One time the parents said their kids liked me because I treated the kids like they were peers instead of kids, but really they weren't that much younger than me. I guess I was 15 and they were like...10ish? I don't recall, exactly. I remember thinking that it seemed like the right thing to do. Why talk down to them? Maybe that was it - I didn't really patronize them. Maybe not the best tactic as a babysitter, but then I don't recall any difficulties either. Kids listened when I asked them to go to bed after a night of goofing off. It's not like I fed them junk food and let them run wild, but in hindsight, what was I doing, anyway?

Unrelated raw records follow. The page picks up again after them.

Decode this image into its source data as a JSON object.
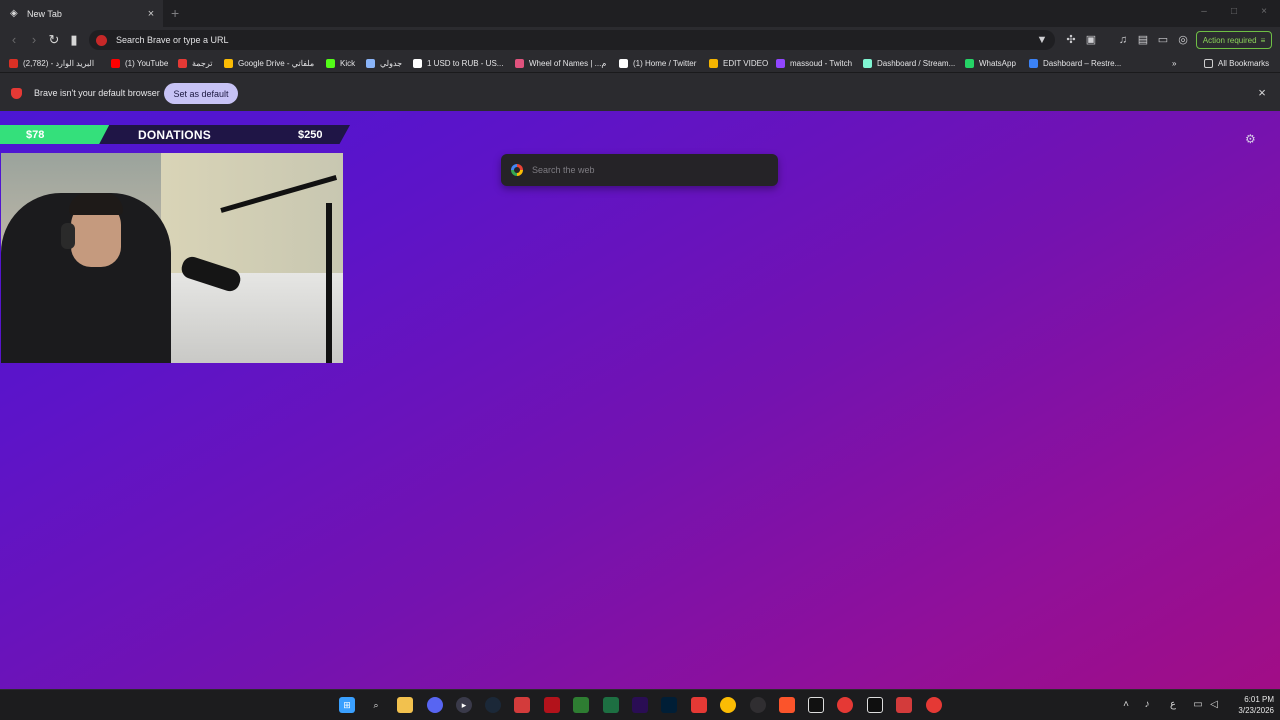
{
  "browser": {
    "tab": {
      "title": "New Tab",
      "icon": "brave-tab-icon",
      "close": "×"
    },
    "new_tab": "+",
    "window_controls": [
      "–",
      "□",
      "×"
    ],
    "omnibox": {
      "placeholder": "Search Brave or type a URL"
    },
    "action_required": "Action required",
    "bookmarks": [
      {
        "label": "البريد الوارد - (2,782)",
        "icon": "gmail-icon",
        "color": "#d93025"
      },
      {
        "label": "(1) YouTube",
        "icon": "youtube-icon",
        "color": "#ff0000"
      },
      {
        "label": "ترجمة",
        "icon": "translate-icon",
        "color": "#e53935"
      },
      {
        "label": "Google Drive - ملفاتي",
        "icon": "google-drive-icon",
        "color": "#fbbc04"
      },
      {
        "label": "Kick",
        "icon": "kick-icon",
        "color": "#53fc18"
      },
      {
        "label": "جدولي",
        "icon": "schedule-icon",
        "color": "#8ab4f8"
      },
      {
        "label": "1 USD to RUB - US...",
        "icon": "xe-icon",
        "color": "#ffffff"
      },
      {
        "label": "Wheel of Names | ...م",
        "icon": "wheel-icon",
        "color": "#e0527d"
      },
      {
        "label": "(1) Home / Twitter",
        "icon": "x-icon",
        "color": "#ffffff"
      },
      {
        "label": "EDIT VIDEO",
        "icon": "edit-video-icon",
        "color": "#f4b400"
      },
      {
        "label": "massoud - Twitch",
        "icon": "twitch-icon",
        "color": "#9146ff"
      },
      {
        "label": "Dashboard / Stream...",
        "icon": "streamlabs-icon",
        "color": "#80f5d2"
      },
      {
        "label": "WhatsApp",
        "icon": "whatsapp-icon",
        "color": "#25d366"
      },
      {
        "label": "Dashboard – Restre...",
        "icon": "restream-icon",
        "color": "#3b82f6"
      }
    ],
    "bookmarks_overflow": "»",
    "all_bookmarks": "All Bookmarks",
    "infobar": {
      "text": "Brave isn't your default browser",
      "button": "Set as default",
      "close": "×"
    }
  },
  "page": {
    "search_placeholder": "Search the web",
    "settings_icon": "gear-icon"
  },
  "overlay": {
    "donations": {
      "current": "$78",
      "label": "DONATIONS",
      "goal": "$250",
      "current_value": 78,
      "goal_value": 250,
      "fill_color": "#34e07b",
      "bar_color": "#1f1546"
    }
  },
  "taskbar": {
    "apps": [
      {
        "name": "windows-start-icon",
        "color": "#3aa0ff"
      },
      {
        "name": "search-icon",
        "color": "#1c1c1e"
      },
      {
        "name": "file-explorer-icon",
        "color": "#f2c14e"
      },
      {
        "name": "discord-icon",
        "color": "#5865f2"
      },
      {
        "name": "media-player-icon",
        "color": "#3a3a4a"
      },
      {
        "name": "steam-icon",
        "color": "#1b2838"
      },
      {
        "name": "app-eu-icon",
        "color": "#d33b3b"
      },
      {
        "name": "app-red-icon",
        "color": "#b3121b"
      },
      {
        "name": "app-green-icon",
        "color": "#2e7d32"
      },
      {
        "name": "excel-icon",
        "color": "#1d6f42"
      },
      {
        "name": "premiere-icon",
        "color": "#2a0d54"
      },
      {
        "name": "photoshop-icon",
        "color": "#001e36"
      },
      {
        "name": "app-red2-icon",
        "color": "#e53935"
      },
      {
        "name": "chrome-icon",
        "color": "#fbbc04"
      },
      {
        "name": "obs-icon",
        "color": "#302e31"
      },
      {
        "name": "brave-icon",
        "color": "#fb542b"
      },
      {
        "name": "capcut-icon",
        "color": "#111111"
      },
      {
        "name": "app-cc-icon",
        "color": "#e53935"
      },
      {
        "name": "app-store-icon",
        "color": "#0f0f0f"
      },
      {
        "name": "app-eu2-icon",
        "color": "#d33b3b"
      },
      {
        "name": "app-cc2-icon",
        "color": "#e53935"
      }
    ],
    "tray_input": "ع",
    "clock_time": "6:01 PM",
    "clock_date": "3/23/2026"
  }
}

I think I started down that path because some family friends were in a bind and I was socially (and generally) awkward, which meant my weekends were open. Once I equated the money with the loafing around, I was down. Basically it was watching kids for a bit, then I could simply sit and watch TV or read a book I was way into while getting paid for it. On top of it (and I suspect this was the crux of it) I was in a new school and feeling super anxious about anything social. It was an easy out for a Friday/Saturday night - sorry, busy making money, can't hang out! I didn't feel like as big of a loser as if I was sitting at home doing nothing. I was making money!

My secret favorite part of it, though, was the walk home after the parents returned. It was always people in my neighborhood, so I could walk. In the winter, it would be super late (in my teenage mind 11:00pm was late to be wandering around the West Hill) and cold and dark, but the moon and streetlights would reflect off the snow, giving the quiet nights this strangely serene, isolating quality. I would walk home in the cold, money in my pocket, the whole town asleep. It was this secret little adventure I would go on by myself. That's what I thought of when I saw that mediocre movie.

Winter is never far off in Minnesota. When it comes, I think I'll have to have a redux on these weird walks, only now I have the benefit of a better half and a glass of wine. It's only August and I'm thinking of winter all because of a bad comedy. See what we put up with here?